I like using Minimap2 for our Nanopore RNA sequencing a lot. I tried deSALT and and GraphMap but Minimap2 seems to work better for noisy direct RNA-Seq ONT data.

I usually align the reads to both genome and transcriptome reference. However, the transcriptome mapping didn’t behave as I expected. For the ONT RNA-Seq data the Minimap2 manual led me to use:

minimap2 -a -x map-ont -k 12 -p 1 -u f --secondary=yes ref.fa.mmi reads.fastq.gz

The map-ont doesn’t allow to splice the reads, -k 12 helps with the read noise, -p 1 outputs only same scoring alignments (one as primary, rest to secondary mappings) and --secondary=yes allows to output secondary alignments. The highlighted parameter -u f should force forward strand only mapping. Again, from the manual: For Iso-seq, Direct RNA-seq and tranditional full-length cDNAs, it would be desired to apply -u f to force minimap2 to consider the forward transcript strand only. Therefore I was expecting to see forward strand mapping only since I used transcriptome fasta as a reference. However, this was not a case. A simple scan with samtools view -f 16 showed a reasonable number of mappings. What?! I thought it’s some kind of feature of the data and that Minimap2 is doing everything correctly but somehow the reads mapped to the reverse strand do not map anywhere else so it puts them to the reverse strand as a last resort. This all changed with our latest spike-in only (SIRV) experiment.
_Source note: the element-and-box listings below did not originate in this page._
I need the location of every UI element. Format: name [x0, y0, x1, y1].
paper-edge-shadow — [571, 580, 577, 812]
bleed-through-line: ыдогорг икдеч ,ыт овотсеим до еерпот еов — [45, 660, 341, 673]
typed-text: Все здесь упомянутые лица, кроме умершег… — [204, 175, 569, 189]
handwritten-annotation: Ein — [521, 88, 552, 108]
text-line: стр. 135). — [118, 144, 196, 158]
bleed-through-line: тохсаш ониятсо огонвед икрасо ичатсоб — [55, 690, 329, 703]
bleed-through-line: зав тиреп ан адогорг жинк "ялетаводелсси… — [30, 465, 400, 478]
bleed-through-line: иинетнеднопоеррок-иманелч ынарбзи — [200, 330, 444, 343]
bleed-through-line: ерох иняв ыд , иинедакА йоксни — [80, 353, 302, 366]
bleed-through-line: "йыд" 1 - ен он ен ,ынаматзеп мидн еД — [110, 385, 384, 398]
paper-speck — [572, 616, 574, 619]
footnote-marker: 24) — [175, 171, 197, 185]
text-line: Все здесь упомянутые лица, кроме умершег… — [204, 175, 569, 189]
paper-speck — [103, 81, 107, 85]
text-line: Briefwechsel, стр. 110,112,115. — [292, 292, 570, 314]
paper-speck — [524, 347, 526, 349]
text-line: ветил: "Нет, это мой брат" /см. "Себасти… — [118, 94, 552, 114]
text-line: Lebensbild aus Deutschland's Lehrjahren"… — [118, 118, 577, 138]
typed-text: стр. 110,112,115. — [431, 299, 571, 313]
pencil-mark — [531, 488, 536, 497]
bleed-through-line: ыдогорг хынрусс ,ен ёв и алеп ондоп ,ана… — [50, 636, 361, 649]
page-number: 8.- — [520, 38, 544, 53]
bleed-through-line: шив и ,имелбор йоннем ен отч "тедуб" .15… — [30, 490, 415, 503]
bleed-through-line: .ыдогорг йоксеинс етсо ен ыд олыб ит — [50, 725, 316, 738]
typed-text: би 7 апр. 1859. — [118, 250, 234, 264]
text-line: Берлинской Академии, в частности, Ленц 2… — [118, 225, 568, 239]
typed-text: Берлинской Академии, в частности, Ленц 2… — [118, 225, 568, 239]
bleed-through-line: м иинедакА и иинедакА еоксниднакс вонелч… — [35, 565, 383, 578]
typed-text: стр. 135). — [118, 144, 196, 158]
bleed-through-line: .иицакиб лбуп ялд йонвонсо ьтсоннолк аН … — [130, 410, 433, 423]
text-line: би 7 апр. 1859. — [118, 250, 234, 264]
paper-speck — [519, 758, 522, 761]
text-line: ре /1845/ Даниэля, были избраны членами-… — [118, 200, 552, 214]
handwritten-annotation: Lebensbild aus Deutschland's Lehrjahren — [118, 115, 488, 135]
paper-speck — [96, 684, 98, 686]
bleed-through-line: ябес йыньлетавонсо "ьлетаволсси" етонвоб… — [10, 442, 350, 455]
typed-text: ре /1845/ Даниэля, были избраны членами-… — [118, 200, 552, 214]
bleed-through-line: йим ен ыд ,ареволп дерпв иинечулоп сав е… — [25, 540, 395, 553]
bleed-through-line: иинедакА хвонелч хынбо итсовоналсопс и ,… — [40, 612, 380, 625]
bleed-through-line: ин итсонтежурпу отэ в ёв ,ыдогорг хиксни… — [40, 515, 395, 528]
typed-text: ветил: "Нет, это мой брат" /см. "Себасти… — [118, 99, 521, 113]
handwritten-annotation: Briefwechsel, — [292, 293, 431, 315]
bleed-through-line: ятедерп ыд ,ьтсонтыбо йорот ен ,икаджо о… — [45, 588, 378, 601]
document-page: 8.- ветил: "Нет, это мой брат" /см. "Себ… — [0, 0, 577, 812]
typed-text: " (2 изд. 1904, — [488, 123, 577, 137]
In this case I knew there should not be any reverse strand mapping whatsoever. But to my surprise, the command above gave me quite a lot of reverse strand mapping. So I dug a bit deeper on where it the problem and I found it. By accident I found a Ubuntu Minimap2 manual (later on I also found the official one here) where it says:

-u CHAR How to find canonical splicing sites GT-AG - f: transcript strand; b: both strands; n: no attempt to match GT-AG [n]

So in reality, -u f has nothing do to with forward strand mapping only. Or at least not in the way I would expect it. It basically looks for predefined splice sites but only in the same direction as is the read. So it makes sense only in genomic spliced alignments, nowhere else. Whoops. The parameter I was looking for turned out to be --for-only which again, by the Ubuntu manual says:

--for-only Only map to the forward strand of the reference sequences. For paired-end reads in the forward-reverse orientation, the first read is mapped to forward strand of the reference and the second read to the reverse stand.

After removing the -u f and replacing it with --for-only I finally got the alignments I was hoping for and absolutely no alignments on the reverse strand. Note: There is also --rev-only option. It should be possible to find this option in the command-line Minimap2 manual if you use:

man ./minimap2.1' for detailed description of these and other advanced command-line options. 

but this never worked for me since I install Minimap2 using Conda. On the other hand, I didn’t expect the brief manual wouldn’t mention it. You will also find hardly anything at the Minimap2 GitHub.

Obviously, this is not an issue of Minimap2 because it is in the manual after all. But, you have to really look for the manual in order to find it which I think it’s not the best. Hopefully this will help you to figure out why you are not getting your expected alignments (and you are the same ignorant as me).